I always begin this lesson by showing paintings of wintry scenes by famous artists. I usually choose Pieter Bruegel's The Hunters in Snow -The Hunters in the Snow - Wikipedia, the free encyclopedia , as well as any winter scene from Hendrick Avercamp -WebMuseum: Avercamp, Hendrick . Both men were Dutch, and lived during the 16th century. They both created wonderful winter scenes.
After viewing the work of the two artists, the kids began to draw their own winter scene. They used black marker on blue paper. I explained to them that these scenes are "twilight scenes." Scenes taking place just as the day is coming to an end, therefor showing everything in a dark silhouette only.
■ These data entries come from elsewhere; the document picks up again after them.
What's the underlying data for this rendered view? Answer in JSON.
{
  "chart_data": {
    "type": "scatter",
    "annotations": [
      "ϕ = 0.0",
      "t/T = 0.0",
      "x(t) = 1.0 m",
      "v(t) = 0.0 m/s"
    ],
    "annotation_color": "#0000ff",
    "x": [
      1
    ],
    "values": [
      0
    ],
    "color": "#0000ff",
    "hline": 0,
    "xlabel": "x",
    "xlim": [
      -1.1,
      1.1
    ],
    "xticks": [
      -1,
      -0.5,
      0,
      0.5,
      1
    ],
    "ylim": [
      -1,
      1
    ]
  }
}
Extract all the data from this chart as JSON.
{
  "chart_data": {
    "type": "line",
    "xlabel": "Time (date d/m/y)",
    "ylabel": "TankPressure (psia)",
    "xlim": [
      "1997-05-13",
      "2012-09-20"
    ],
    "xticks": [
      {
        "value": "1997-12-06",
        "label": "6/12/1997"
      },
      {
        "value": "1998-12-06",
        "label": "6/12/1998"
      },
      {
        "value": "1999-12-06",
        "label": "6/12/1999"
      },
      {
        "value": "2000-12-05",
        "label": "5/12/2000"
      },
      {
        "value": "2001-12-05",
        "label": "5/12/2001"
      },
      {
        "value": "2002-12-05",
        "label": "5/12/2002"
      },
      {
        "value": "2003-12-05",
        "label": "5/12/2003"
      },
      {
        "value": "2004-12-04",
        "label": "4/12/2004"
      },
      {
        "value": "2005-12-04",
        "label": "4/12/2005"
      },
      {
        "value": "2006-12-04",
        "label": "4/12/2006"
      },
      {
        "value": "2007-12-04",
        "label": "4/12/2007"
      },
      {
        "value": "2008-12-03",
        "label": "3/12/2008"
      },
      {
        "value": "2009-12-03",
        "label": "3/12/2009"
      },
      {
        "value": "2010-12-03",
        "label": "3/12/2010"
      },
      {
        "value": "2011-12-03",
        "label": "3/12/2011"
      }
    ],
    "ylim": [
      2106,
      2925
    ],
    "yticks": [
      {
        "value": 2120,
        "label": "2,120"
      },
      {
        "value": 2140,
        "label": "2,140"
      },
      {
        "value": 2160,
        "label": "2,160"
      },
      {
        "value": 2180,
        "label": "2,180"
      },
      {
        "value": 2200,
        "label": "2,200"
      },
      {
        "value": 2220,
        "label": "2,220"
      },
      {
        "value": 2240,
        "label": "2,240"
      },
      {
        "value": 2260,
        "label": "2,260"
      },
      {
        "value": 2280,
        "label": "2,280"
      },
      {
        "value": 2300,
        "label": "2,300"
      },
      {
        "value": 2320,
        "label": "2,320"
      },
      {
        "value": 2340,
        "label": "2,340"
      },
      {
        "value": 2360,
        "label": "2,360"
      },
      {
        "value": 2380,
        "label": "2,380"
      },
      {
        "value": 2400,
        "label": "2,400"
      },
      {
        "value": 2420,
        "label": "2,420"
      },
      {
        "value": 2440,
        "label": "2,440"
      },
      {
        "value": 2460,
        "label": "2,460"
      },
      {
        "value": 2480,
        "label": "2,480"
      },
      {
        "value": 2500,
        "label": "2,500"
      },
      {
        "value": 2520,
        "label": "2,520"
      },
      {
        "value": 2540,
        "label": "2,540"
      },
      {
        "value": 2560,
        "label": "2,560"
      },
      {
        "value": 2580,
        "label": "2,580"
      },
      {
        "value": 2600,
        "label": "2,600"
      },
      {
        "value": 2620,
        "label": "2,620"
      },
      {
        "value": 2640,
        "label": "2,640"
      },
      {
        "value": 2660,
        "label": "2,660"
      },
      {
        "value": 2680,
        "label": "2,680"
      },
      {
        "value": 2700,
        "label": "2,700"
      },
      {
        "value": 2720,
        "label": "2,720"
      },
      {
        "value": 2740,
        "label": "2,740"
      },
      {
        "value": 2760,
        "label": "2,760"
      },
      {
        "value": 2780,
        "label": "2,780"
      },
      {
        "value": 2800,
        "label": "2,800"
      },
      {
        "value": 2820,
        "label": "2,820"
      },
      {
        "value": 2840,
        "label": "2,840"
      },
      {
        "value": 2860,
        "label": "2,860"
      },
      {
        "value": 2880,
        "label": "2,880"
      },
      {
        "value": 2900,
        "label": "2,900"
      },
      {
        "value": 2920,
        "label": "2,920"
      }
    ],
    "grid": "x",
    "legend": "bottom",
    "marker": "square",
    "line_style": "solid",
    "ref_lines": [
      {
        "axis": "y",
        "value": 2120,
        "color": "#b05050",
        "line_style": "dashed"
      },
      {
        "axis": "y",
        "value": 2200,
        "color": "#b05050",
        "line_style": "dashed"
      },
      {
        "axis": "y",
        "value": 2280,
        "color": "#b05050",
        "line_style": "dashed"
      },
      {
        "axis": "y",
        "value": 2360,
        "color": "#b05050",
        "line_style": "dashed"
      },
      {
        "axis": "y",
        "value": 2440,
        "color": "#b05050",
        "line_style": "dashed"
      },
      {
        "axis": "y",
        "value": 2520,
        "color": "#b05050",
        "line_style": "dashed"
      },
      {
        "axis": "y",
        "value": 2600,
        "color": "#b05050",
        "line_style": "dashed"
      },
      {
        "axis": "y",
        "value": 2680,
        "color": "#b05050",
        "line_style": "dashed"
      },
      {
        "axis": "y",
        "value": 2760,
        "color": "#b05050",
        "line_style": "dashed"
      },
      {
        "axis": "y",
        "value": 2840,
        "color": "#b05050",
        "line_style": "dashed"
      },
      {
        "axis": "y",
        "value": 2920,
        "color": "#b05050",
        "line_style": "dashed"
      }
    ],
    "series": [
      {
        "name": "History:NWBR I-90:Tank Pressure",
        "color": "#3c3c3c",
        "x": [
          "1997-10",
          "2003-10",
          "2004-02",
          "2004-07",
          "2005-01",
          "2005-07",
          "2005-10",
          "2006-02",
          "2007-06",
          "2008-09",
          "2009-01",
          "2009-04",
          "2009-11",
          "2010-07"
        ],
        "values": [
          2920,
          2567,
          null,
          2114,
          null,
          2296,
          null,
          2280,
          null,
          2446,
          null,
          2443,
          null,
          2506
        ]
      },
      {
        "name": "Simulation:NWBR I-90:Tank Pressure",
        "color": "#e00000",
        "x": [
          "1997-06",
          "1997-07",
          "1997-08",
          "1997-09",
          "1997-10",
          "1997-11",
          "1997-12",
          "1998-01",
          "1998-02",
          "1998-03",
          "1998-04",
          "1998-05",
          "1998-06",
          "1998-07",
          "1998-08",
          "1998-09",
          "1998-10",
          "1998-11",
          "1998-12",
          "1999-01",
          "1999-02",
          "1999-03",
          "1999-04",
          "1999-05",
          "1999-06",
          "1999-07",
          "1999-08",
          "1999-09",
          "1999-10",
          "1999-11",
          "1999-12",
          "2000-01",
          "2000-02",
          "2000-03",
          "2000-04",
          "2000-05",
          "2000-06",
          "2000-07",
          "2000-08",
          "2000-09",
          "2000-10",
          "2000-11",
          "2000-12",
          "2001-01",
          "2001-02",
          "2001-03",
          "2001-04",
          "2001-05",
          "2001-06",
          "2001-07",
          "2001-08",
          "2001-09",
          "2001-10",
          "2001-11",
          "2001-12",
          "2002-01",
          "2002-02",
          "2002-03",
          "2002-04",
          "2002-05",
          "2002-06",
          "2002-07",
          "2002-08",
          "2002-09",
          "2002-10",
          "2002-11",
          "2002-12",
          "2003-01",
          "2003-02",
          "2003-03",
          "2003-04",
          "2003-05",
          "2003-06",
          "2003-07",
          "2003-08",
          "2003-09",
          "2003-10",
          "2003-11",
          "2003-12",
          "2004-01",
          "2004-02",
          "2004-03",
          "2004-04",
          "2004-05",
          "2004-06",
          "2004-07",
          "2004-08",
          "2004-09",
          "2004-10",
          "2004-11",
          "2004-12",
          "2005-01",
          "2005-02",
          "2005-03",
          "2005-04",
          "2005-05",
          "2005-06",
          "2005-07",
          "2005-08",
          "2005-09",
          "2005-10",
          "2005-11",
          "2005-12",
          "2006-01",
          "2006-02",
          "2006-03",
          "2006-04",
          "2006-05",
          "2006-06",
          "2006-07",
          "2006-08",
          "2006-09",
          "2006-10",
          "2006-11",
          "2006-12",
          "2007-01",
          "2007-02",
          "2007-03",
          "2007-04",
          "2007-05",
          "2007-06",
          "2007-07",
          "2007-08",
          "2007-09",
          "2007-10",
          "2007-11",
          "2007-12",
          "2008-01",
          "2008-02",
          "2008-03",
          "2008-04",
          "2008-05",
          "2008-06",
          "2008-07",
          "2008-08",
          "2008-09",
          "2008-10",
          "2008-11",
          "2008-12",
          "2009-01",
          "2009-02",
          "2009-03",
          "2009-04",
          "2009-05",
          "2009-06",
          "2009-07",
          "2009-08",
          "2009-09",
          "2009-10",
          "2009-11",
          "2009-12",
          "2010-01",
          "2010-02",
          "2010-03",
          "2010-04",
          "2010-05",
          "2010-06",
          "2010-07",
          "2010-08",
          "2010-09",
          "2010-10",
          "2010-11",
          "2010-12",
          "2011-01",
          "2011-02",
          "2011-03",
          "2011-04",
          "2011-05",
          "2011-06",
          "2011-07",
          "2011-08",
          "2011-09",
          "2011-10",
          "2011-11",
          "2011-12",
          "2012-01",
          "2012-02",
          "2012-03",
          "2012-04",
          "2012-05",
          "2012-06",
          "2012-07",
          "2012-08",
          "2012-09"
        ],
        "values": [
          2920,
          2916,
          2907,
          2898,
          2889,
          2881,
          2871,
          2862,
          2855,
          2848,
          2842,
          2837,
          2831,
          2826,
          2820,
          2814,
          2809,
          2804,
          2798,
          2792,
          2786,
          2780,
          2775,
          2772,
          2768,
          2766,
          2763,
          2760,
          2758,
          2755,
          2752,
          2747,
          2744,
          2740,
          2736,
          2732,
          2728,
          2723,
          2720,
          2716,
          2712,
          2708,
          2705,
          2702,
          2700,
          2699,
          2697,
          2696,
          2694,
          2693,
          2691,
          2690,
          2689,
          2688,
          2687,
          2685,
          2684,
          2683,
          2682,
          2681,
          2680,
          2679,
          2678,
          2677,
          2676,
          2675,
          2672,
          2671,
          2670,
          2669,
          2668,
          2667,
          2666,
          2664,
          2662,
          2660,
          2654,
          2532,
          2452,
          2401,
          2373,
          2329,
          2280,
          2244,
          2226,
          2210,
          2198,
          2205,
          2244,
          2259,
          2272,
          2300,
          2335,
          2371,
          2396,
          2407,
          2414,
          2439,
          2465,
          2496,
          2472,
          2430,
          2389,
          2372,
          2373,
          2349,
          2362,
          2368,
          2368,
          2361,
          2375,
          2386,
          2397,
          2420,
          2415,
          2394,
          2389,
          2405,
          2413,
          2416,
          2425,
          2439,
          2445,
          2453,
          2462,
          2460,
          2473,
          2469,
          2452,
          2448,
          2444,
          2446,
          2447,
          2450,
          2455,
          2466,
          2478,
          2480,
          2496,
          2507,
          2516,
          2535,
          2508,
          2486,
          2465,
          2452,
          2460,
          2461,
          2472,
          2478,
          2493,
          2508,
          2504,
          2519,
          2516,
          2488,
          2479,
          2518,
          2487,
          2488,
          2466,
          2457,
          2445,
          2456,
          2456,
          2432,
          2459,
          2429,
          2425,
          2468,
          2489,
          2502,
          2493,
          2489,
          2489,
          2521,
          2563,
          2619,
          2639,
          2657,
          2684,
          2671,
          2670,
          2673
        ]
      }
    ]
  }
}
We also looked again very closely at Bruegel's The Hunters in Snow. I wanted them to notice the depth and perspective found in this work. We discussed the concept of foreground, middleground, and background. Anything they wanted to be far away (or in the background) should be smaller than what they have drawn in the foreground. I encouraged them to try to have an item, such as a fence, span all three space levels. The item should start off large, and gradually diminish in size until it disappears into the background.
The next step is super easy. Paint the snow! Many times I have used white chalk for this step instead. It creates a bit of a softer look. I reminded the kids to paint the snow anywhere it would naturally land in real life - branches, fence posts, or roofs.
That's it! Pretty snowy scenes! Let's hope these cute pictures don't evoke any more snowy weather in Kentucky. This is the last bit of snow we all want to see until next winter!!! Have fun creating!